New DNA viruses identified in patients with acute viral infection syndrome

Abstract

A sequence-independent PCR amplification method was used to identify viral nucleic acids in the plasma samples of 25 individuals presenting with symptoms of acute viral infection following high-risk behavior for human immunodeficiency virus type 1 transmission. GB virus C/hepatitis G virus was identified in three individuals and hepatitis B virus in one individual. Three previously undescribed DNA viruses were also detected, a parvovirus and two viruses related to TT virus (TTV). Nucleic acids in human plasma that were distantly related to bacterial sequences or with no detectable similarities to known sequences were also found. Nearly complete viral genome sequencing and phylogenetic analysis confirmed the presence of a new parvovirus distinct from known human and animal parvoviruses and of two related TTV-like viruses highly divergent from both the TTV and TTV-like minivirus groups. The detection of two previously undescribed viral species in a small group of individuals presenting acute viral syndrome with unknown etiology indicates that a rich yield of new human viruses may be readily identifiable using simple methods of sequence-independent nucleic acid amplification and limited sequencing.

FIG. 1.

DNase-SISPA amplification products from (A) six HCV-positive plasma samples used to test methodology, (B) three RNA-extracted plasma samples, and (C) three DNA-extracted plasma samples. PCR products were analyzed on a 6.5% polyacrylamide gel. Patient identification numbers are shown over the lanes. Viral sequences identified are shown in parentheses.

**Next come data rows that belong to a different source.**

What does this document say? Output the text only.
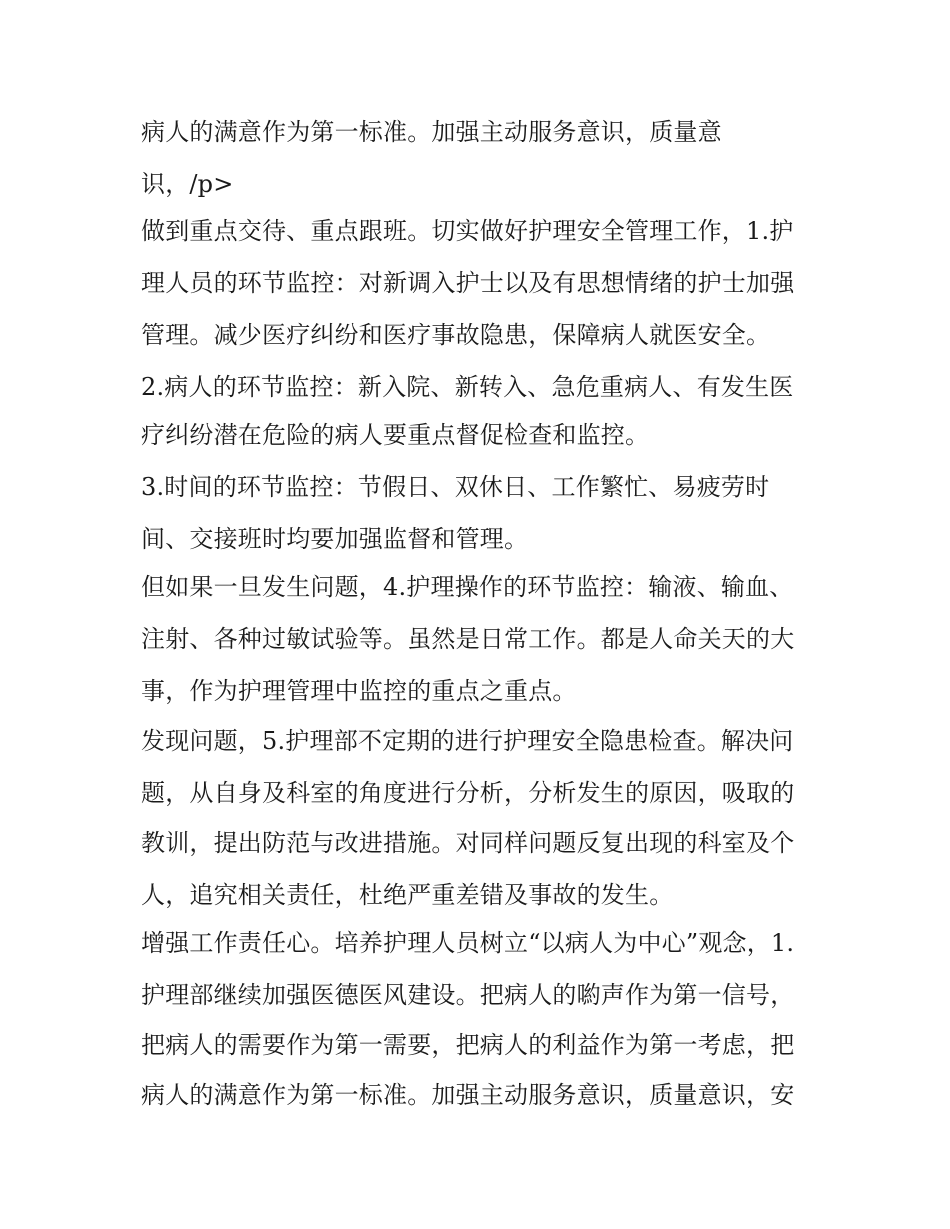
病人的满意作为第一标准。加强主动服务意识，质量意
识，/p>
做到重点交待、重点跟班。切实做好护理安全管理工作，1.护
理人员的环节监控：对新调入护士以及有思想情绪的护士加强
管理。减少医疗纠纷和医疗事故隐患，保障病人就医安全。
2.病人的环节监控：新入院、新转入、急危重病人、有发生医
疗纠纷潜在危险的病人要重点督促检查和监控。
3.时间的环节监控：节假日、双休日、工作繁忙、易疲劳时
间、交接班时均要加强监督和管理。
但如果一旦发生问题，4.护理操作的环节监控：输液、输血、
注射、各种过敏试验等。虽然是日常工作。都是人命关天的大
事，作为护理管理中监控的重点之重点。
发现问题，5.护理部不定期的进行护理安全隐患检查。解决问
题，从自身及科室的角度进行分析，分析发生的原因，吸取的
教训，提出防范与改进措施。对同样问题反复出现的科室及个
人，追究相关责任，杜绝严重差错及事故的发生。
增强工作责任心。培养护理人员树立“以病人为中心”观念，1.
护理部继续加强医德医风建设。把病人的喲声作为第一信号，
把病人的需要作为第一需要，把病人的利益作为第一考虑，把
病人的满意作为第一标准。加强主动服务意识，质量意识，安
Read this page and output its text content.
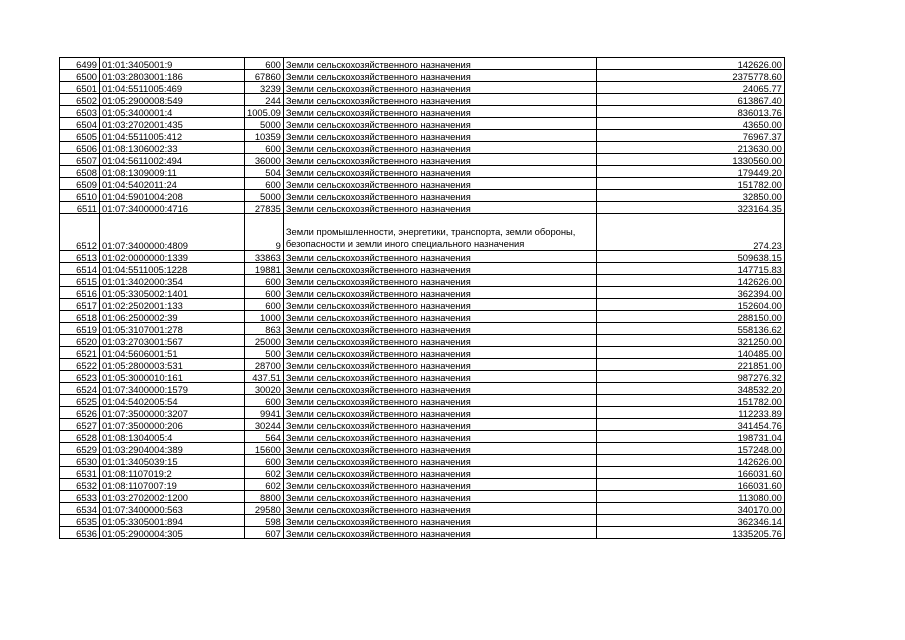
6499	01:01:3405001:9	600	Земли сельскохозяйственного назначения	142626.00
6500	01:03:2803001:186	67860	Земли сельскохозяйственного назначения	2375778.60
6501	01:04:5511005:469	3239	Земли сельскохозяйственного назначения	24065.77
6502	01:05:2900008:549	244	Земли сельскохозяйственного назначения	613867.40
6503	01:05:3400001:4	1005.09	Земли сельскохозяйственного назначения	836013.76
6504	01:03:2702001:435	5000	Земли сельскохозяйственного назначения	43650.00
6505	01:04:5511005:412	10359	Земли сельскохозяйственного назначения	76967.37
6506	01:08:1306002:33	600	Земли сельскохозяйственного назначения	213630.00
6507	01:04:5611002:494	36000	Земли сельскохозяйственного назначения	1330560.00
6508	01:08:1309009:11	504	Земли сельскохозяйственного назначения	179449.20
6509	01:04:5402011:24	600	Земли сельскохозяйственного назначения	151782.00
6510	01:04:5901004:208	5000	Земли сельскохозяйственного назначения	32850.00
6511	01:07:3400000:4716	27835	Земли сельскохозяйственного назначения	323164.35
6512	01:07:3400000:4809	9	Земли промышленности, энергетики, транспорта, земли обороны, безопасности и земли иного специального назначения	274.23
6513	01:02:0000000:1339	33863	Земли сельскохозяйственного назначения	509638.15
6514	01:04:5511005:1228	19881	Земли сельскохозяйственного назначения	147715.83
6515	01:01:3402000:354	600	Земли сельскохозяйственного назначения	142626.00
6516	01:05:3305002:1401	600	Земли сельскохозяйственного назначения	362394.00
6517	01:02:2502001:133	600	Земли сельскохозяйственного назначения	152604.00
6518	01:06:2500002:39	1000	Земли сельскохозяйственного назначения	288150.00
6519	01:05:3107001:278	863	Земли сельскохозяйственного назначения	558136.62
6520	01:03:2703001:567	25000	Земли сельскохозяйственного назначения	321250.00
6521	01:04:5606001:51	500	Земли сельскохозяйственного назначения	140485.00
6522	01:05:2800003:531	28700	Земли сельскохозяйственного назначения	221851.00
6523	01:05:3000010:161	437.51	Земли сельскохозяйственного назначения	987276.32
6524	01:07:3400000:1579	30020	Земли сельскохозяйственного назначения	348532.20
6525	01:04:5402005:54	600	Земли сельскохозяйственного назначения	151782.00
6526	01:07:3500000:3207	9941	Земли сельскохозяйственного назначения	112233.89
6527	01:07:3500000:206	30244	Земли сельскохозяйственного назначения	341454.76
6528	01:08:1304005:4	564	Земли сельскохозяйственного назначения	198731.04
6529	01:03:2904004:389	15600	Земли сельскохозяйственного назначения	157248.00
6530	01:01:3405039:15	600	Земли сельскохозяйственного назначения	142626.00
6531	01:08:1107019:2	602	Земли сельскохозяйственного назначения	166031.60
6532	01:08:1107007:19	602	Земли сельскохозяйственного назначения	166031.60
6533	01:03:2702002:1200	8800	Земли сельскохозяйственного назначения	113080.00
6534	01:07:3400000:563	29580	Земли сельскохозяйственного назначения	340170.00
6535	01:05:3305001:894	598	Земли сельскохозяйственного назначения	362346.14
6536	01:05:2900004:305	607	Земли сельскохозяйственного назначения	1335205.76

Lanes M contain molecular weight markers in base pairs.

FIG. 2.

Genomic locations of subcloned viral sequences homologous to HCV (A), GBV-C/HGV (B), and HBV (C). Patient identification numbers (and HCV genotypes in panel A) are indicated in the symbol key, and viral subtypes are indicated for HCV sequences. Nucleotide percent similarity values are indicated adjacent to the subcloned fragments.

FIG. 3.

Genetic organization of PARV4 compared to those of B19, BPV-3, parvovirus H1, and goose parvoviruses. The gray and white boxes represent the genes encoding for nonstructural and structural proteins, respectively. The arrows indicate the positions of the terminal repeat sequences. The arrows at the extremities of parvovirus H1 denote that the terminal repeat sequences are dissimilar.

FIG. 4.

Phylogenetic analysis of the PARV4 genome and other members of the Parvoviridae subfamily. Abbreviations: Barbduck PV, Barbary duck parvovirus; MuscduckPV, Muscovy duck parvovirus; PTMPV, pig-tailed macaque parvovirus; RMPV, rhesus macaque parvovirus; LTMPV, long-tailed macaque parvovirus; MVC, minute virus of canines; AMDV, Aleutian mink disease virus; MEV, mink enteritis virus; Kilrat, Kilham rat parvovirus; MVM, minute virus of mice.

FIG. 5.

Genetic organization of (A) SAV-1, (B) SAV-2, (C) TTMV, (D) TTMV-238, (E) TTV, and (F) TTV-JT41F. Arrows represent ORFs detected in each virus. The GC-rich region (GC) has a GC content greater than 72%. ORFinder (National Center for Biotechnology Information) was used to determine the ORFs for each virus as described in Materials and Methods.

FIG. 6.

Phylogenetic analysis of the large ORFs of SAV, TTV, and TTMV found in a range of mammalian species. All viral sequences originate from humans unless indicated otherwise.